Part of her recovery came through practical support - meetings, AA and NA, connection with outreach programs - but she also found new anchors. She leaned into church, meditation and self-help groups for anxiety and depression. The spiritual pieces she once resisted became meaningful; she’s even preparing for baptism. “They gave me the time and space that I needed to heal,” she reflects, naming the grace she received again and again. “I don’t even know if love is a word I would use. Grace.”

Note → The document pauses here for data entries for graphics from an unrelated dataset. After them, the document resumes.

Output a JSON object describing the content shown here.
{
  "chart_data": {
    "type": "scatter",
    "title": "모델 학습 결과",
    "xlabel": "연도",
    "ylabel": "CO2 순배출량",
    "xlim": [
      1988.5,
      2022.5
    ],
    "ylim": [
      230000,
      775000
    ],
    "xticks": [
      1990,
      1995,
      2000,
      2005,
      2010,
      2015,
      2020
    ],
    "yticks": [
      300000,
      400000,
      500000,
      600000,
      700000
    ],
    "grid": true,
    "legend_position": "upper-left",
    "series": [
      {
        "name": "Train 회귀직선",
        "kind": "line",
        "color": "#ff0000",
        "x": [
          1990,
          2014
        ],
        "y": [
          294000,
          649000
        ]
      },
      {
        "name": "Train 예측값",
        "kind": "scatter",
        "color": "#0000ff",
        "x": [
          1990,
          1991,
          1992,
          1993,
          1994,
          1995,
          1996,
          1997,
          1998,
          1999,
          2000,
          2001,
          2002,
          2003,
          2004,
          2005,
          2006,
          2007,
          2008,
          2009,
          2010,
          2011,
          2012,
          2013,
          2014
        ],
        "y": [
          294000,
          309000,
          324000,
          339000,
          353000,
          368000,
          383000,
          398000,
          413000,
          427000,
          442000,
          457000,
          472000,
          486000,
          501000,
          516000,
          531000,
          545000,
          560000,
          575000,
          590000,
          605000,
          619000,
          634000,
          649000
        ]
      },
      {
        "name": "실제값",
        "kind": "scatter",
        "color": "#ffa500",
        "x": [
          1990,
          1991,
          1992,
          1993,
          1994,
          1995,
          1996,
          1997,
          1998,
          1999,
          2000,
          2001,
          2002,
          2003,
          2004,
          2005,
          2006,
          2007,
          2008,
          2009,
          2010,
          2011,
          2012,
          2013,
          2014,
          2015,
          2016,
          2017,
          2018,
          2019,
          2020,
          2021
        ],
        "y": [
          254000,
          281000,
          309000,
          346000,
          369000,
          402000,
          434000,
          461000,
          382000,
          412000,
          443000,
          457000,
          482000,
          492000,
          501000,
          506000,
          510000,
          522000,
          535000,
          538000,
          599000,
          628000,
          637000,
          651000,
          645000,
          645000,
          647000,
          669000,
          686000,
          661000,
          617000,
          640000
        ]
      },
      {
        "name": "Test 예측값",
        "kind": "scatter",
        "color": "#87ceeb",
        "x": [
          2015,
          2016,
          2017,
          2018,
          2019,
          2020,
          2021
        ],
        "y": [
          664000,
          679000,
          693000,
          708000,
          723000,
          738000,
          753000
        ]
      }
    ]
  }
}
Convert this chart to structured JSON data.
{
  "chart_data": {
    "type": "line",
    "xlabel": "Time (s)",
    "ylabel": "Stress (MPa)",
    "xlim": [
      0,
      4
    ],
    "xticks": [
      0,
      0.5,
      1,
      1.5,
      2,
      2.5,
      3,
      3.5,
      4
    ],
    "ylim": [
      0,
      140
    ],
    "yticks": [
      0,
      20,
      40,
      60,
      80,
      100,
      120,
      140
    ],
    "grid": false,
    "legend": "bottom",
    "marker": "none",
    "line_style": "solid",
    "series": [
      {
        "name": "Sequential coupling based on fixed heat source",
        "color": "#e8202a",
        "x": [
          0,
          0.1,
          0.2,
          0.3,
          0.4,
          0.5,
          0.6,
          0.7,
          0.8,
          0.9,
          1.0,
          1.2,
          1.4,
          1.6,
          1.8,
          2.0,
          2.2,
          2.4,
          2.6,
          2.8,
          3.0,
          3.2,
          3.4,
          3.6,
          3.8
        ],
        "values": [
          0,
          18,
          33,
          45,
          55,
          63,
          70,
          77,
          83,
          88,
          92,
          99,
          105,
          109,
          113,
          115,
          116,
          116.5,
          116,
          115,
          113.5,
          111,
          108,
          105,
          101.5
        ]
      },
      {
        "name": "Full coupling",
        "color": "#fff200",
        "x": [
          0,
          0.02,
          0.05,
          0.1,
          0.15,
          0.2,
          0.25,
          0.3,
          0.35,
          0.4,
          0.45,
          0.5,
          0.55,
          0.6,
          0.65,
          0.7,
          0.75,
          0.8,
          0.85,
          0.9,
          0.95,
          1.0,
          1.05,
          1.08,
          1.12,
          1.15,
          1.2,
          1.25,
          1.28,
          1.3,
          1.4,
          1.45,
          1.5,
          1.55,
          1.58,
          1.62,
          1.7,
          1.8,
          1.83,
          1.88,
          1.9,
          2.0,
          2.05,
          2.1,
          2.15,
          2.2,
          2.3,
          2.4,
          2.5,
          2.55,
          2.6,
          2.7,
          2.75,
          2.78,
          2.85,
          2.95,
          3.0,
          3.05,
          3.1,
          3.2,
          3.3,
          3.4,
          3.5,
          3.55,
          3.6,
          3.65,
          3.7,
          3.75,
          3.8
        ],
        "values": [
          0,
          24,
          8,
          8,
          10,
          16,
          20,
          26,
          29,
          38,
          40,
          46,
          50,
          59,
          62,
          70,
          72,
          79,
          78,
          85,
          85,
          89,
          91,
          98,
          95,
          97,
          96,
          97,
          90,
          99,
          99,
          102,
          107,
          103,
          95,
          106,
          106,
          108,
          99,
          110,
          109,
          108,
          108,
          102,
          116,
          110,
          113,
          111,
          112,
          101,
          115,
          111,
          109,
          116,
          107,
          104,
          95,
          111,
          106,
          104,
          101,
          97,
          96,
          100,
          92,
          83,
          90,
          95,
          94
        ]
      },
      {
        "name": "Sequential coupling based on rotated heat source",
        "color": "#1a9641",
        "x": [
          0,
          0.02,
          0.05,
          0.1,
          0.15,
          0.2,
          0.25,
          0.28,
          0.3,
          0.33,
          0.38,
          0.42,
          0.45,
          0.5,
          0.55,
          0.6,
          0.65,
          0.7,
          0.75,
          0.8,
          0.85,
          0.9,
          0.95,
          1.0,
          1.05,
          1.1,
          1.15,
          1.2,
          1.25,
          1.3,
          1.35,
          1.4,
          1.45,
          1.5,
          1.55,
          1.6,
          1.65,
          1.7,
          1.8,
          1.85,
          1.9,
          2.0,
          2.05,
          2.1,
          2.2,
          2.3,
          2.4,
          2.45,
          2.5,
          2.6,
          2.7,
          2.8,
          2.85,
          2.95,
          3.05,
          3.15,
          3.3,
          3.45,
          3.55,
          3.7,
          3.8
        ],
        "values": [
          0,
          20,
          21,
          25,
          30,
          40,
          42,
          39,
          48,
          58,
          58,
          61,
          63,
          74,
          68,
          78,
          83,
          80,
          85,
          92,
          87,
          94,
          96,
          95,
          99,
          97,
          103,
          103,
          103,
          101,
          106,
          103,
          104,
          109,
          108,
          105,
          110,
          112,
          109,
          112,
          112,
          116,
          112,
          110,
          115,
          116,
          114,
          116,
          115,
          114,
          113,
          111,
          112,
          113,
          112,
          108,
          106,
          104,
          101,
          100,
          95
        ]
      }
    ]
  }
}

The relationships inside the house mattered as much as the programs. Taryn found that living among other women in recovery wasn’t just crowded treatment; it was a network of real friendships and mutual accountability. “You get a lot from other people’s stories and perspectives,” she says. Where she once believed every program was a solitary journey - “You go in there yourself. You’re there by yourself and you leave by yourself” - she discovered that the shared work of recovery changed her. Housemates and staff modeled patience and steadiness, enforcing rules out of care rather than control. That steadiness helped her build a new pattern of showing up.
Now Taryn wakes up to a very different morning: she holds a job, is preparing to move out, and - remarkably - serves as the house manager. It’s a role that would have been unimaginable a year ago. When asked about why she stayed and what made the difference, she is candid: distance from her old life gave her room to grow into who she wanted to be. “Having space from that person I’ve always been back home…gave me an opportunity to be or work on becoming the person that I really wanted to be,” she says. She still admits she falls short sometimes, “I still…suck in certain aspects,” but she shows up and tries. That commitment - the simple, steady practice of showing up - is what shaped the turnaround.
Taryn is careful not to pretend the past is gone. She lives with the consequences of difficult choices and the ongoing effort recovery requires. She misses her son. She mourns what was lost and she owns the ways she contributed to that pain. But she also recognizes the hard, honest decisions she made out of love: “I didn’t want to drag him through the mud any more than I had to,” she says about letting him stay where he was safe.
Her story is not a tidy redemption arc. It’s the messy work of repair: accepting help from strangers, facing the damage done, exchanging anger and mistrust for accountability and, eventually, leadership. Safe Places for Women didn’t erase what happened to Taryn - but it gave her a structure, community and people who would not give up on her. Today, she pays that forward by leading the home that helped save her.
When asked if there was anything she wanted emphasized, Taryn trusted the telling. That faith - in others, in the process and in herself - is the through-line of her story: a person who arrived cautious and hurting and has become someone who helps hold the space for the next woman who arrives in crisis.